We run a split tunnel VPN for work and I assure you I can monitor them just fine if they are using their work laptops. I think this is more about running a virtual desktop purely for work purposes (which is potentially monitored) and then you go do your own personal stuff on your own computer

Question 35

Which of the following can be used to decrease latency during periods of high utilization of a firewall?

A. Hot site
B. NIC teaming
C. HA pair
D. VRRP

Answer 35

Answer: C

Explanation:

An HA pair is a group of two firewalls that are configured to work together to provide high availability and failover protection. If one firewall becomes unavailable, the other firewall can take over and continue providing network services. This can help to decrease latency during periods of high utilization because the workload is distributed across two firewalls rather than being handled by a single device.

Question 36

A device is connected to a managed Layer 3 network switch. The MAC address of the device is known, but the static IP address assigned to the device is not.
Which of the following features of a Layer 3 network switch should be used to determine the IPv4 address of the device?

A. MAC table
B. Neighbor Discovery Protocol
C. ARP table
D. IPConfig
E. ACL table

Answer 36

Answer: C

Explanation:
ARP table

The ARP (Address Resolution Protocol) table on a Layer 3 network switch maintains a mapping between a device’s MAC address and its assigned IPv4 address. By checking the ARP table, the network technician can determine the IPv4 address assigned to the device.

Question 37

A help desk technician is concerned that a client’s network cable issues may be causing intermittent connectivity. Which of the following would help the technician determine if this is the issue?

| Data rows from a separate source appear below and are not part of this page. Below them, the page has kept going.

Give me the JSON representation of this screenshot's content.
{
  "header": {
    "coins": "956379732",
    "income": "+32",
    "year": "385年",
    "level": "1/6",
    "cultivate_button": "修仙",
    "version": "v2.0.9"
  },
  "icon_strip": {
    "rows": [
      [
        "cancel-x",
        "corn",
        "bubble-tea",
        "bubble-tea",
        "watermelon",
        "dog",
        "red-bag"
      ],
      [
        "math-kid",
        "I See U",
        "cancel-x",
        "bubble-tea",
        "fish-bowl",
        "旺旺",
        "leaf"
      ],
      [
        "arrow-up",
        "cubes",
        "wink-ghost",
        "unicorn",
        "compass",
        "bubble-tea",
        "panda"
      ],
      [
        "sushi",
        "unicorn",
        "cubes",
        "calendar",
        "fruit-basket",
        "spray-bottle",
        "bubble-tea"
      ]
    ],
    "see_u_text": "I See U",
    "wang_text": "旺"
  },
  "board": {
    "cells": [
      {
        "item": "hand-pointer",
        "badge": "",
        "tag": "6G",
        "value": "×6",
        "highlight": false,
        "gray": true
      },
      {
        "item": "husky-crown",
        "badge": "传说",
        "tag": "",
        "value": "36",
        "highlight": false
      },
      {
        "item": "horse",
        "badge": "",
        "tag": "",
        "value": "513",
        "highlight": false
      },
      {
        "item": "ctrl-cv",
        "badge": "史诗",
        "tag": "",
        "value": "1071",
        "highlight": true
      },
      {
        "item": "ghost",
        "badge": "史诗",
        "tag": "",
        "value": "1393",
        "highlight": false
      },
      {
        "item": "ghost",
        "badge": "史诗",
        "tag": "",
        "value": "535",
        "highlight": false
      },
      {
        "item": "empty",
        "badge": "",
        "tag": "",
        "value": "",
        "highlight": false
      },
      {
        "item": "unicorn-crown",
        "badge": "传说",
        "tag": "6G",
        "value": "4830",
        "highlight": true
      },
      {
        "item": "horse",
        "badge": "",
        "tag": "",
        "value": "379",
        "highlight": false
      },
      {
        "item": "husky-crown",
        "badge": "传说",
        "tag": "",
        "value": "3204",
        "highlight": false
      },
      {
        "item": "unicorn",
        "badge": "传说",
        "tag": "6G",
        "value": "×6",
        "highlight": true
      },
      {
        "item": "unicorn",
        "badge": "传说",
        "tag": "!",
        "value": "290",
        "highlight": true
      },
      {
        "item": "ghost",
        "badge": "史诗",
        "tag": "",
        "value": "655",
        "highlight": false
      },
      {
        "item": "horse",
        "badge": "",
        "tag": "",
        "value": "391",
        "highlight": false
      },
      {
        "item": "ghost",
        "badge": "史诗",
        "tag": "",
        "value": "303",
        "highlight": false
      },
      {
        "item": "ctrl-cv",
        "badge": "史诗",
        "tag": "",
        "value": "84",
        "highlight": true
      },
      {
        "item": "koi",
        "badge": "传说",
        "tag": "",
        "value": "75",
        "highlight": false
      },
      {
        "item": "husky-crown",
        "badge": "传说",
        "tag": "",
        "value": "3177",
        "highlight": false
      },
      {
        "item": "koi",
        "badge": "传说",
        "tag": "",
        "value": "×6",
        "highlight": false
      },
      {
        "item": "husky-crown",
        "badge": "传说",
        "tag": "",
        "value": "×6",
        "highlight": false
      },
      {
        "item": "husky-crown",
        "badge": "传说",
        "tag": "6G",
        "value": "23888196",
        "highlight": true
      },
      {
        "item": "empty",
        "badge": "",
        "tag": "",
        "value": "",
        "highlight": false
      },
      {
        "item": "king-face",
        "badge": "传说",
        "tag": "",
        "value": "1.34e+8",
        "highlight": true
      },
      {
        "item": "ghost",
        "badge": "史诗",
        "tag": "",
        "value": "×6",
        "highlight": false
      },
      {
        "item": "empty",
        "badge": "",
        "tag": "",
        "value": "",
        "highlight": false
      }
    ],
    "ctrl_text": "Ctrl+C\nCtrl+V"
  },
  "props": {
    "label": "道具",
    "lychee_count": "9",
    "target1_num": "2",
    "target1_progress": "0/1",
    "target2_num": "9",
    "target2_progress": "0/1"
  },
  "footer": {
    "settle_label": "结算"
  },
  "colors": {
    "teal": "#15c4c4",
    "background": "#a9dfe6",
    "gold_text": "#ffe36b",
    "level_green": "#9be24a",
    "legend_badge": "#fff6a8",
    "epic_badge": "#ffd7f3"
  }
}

A. Run the show interface command on the switch.
B. Run the traceroute command on the server.
C. Run iperf on the technician’s desktop.
D. Ping the client’s computer from the router.
E. Run a port scanner on the client’s IP address

Answer 37

Answer: A

Explanation:
A. Run the show interface command on the switch.

The “show interface” command on the switch will provide detailed information on the status of the interface and any errors or issues that may be occurring. This can help the technician determine if there are any cable issues causing intermittent connectivity.